Бруно проснулся. Слава Богу, не ночь. Теперь возвращение к реальности приносило с собой боль, она медленно, постепенно обволакивала его, словно он погружался в теплую воду. Он страдал не физически, хотя тело у него тоже болело. Порой у него начинались какие-то спазмы, будто что-то сжималось и рвалось внутри. Но это бывало нечасто и быстро проходило. Мучил нестерпимый зуд, не отпускавший его теперь ни на минуту, и даже во сне, который словно окутывал его сознание трепещущей сумрачной дымкой, он ощущал его своими одеревенелыми конечностями. Но гораздо больше мучила его душевная боль, которую он чувствовал всем своим существом, словно обреченные плоть и душа, распадаясь, образовывали невидимую эктоплазму, неизвестно где помещающуюся, которая беспомощно пульсировала, пока угасало сознание. Возвращаться из сна к этому эктоплазменному бытию было мучительно. Я все еще здесь, думал он.

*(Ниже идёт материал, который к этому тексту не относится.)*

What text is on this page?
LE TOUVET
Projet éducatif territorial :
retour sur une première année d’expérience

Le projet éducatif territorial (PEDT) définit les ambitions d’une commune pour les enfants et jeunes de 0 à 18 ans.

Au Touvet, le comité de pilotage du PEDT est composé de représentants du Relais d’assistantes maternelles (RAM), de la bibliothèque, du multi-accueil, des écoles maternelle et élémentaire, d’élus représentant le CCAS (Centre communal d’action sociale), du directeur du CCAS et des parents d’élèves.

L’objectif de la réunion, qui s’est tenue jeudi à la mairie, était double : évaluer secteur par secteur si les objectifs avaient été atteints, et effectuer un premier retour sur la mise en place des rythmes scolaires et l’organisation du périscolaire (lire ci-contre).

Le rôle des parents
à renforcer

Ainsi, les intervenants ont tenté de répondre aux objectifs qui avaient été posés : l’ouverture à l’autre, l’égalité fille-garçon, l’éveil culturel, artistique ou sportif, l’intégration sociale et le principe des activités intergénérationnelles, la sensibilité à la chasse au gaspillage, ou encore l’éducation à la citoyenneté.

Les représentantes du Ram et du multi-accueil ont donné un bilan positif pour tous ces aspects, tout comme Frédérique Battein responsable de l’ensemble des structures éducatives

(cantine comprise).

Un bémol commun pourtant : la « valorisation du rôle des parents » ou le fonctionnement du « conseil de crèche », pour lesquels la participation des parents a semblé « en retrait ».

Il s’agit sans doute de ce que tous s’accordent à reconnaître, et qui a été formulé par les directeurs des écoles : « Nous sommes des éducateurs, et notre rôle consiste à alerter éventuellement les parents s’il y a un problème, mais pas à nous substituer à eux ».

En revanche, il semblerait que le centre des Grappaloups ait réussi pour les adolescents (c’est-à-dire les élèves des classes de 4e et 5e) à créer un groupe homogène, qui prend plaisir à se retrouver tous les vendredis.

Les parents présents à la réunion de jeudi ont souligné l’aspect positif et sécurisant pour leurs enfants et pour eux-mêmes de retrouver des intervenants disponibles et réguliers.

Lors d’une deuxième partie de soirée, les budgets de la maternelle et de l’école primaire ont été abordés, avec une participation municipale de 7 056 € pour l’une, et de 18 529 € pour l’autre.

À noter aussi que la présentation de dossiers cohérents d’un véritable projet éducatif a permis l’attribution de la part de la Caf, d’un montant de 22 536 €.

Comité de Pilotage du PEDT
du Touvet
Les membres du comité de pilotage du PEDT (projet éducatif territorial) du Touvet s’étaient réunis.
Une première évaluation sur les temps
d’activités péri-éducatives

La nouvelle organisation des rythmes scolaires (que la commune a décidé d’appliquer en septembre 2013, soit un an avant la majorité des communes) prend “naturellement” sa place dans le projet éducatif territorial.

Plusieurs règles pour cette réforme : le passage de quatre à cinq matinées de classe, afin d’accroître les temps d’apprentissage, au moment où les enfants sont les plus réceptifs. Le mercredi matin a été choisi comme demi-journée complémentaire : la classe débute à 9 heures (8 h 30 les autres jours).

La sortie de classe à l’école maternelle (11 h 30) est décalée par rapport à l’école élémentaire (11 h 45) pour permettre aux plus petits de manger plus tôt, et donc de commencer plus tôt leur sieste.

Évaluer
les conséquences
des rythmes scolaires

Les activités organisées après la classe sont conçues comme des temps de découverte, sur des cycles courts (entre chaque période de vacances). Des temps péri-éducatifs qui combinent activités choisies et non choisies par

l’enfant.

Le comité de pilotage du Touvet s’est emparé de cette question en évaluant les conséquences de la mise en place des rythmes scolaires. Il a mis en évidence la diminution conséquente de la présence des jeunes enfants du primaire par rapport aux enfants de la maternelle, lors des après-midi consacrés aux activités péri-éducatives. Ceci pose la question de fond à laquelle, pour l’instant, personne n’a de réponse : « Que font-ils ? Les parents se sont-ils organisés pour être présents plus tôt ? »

И дни он стал проводить по-другому: суп, ночной горшок, суп, горшок. День, ночь, дождь за окном и, что хуже всего, солнце, которое освещало скомканные грязные простыни, потеки на обоях, погнутую латунную ручку на двери, много лет не чищенную. Бруно понимал, что рассудок у него уже ослаб. Возможно, это от обезболивающего, которое прописал доктор. Это были новые таблетки, другого цвета. Он ощущал у себя в голове огромный черный ящик, занимавший почти все пространство, а для мозгов оставалась лишь узенькая щелка. Имена людей, названия предметов ускользали от него, парили где-то рядом, то справа, то слева, наподобие птиц, которые улетали, стоило ему повернуть голову. Он и на самом деле поворачивал ее, с усилием, недоуменно ища ясного смысла всего, что его окружало. Он знал, что смысл этот существует, потому что различал его отсвет, но только отсвет.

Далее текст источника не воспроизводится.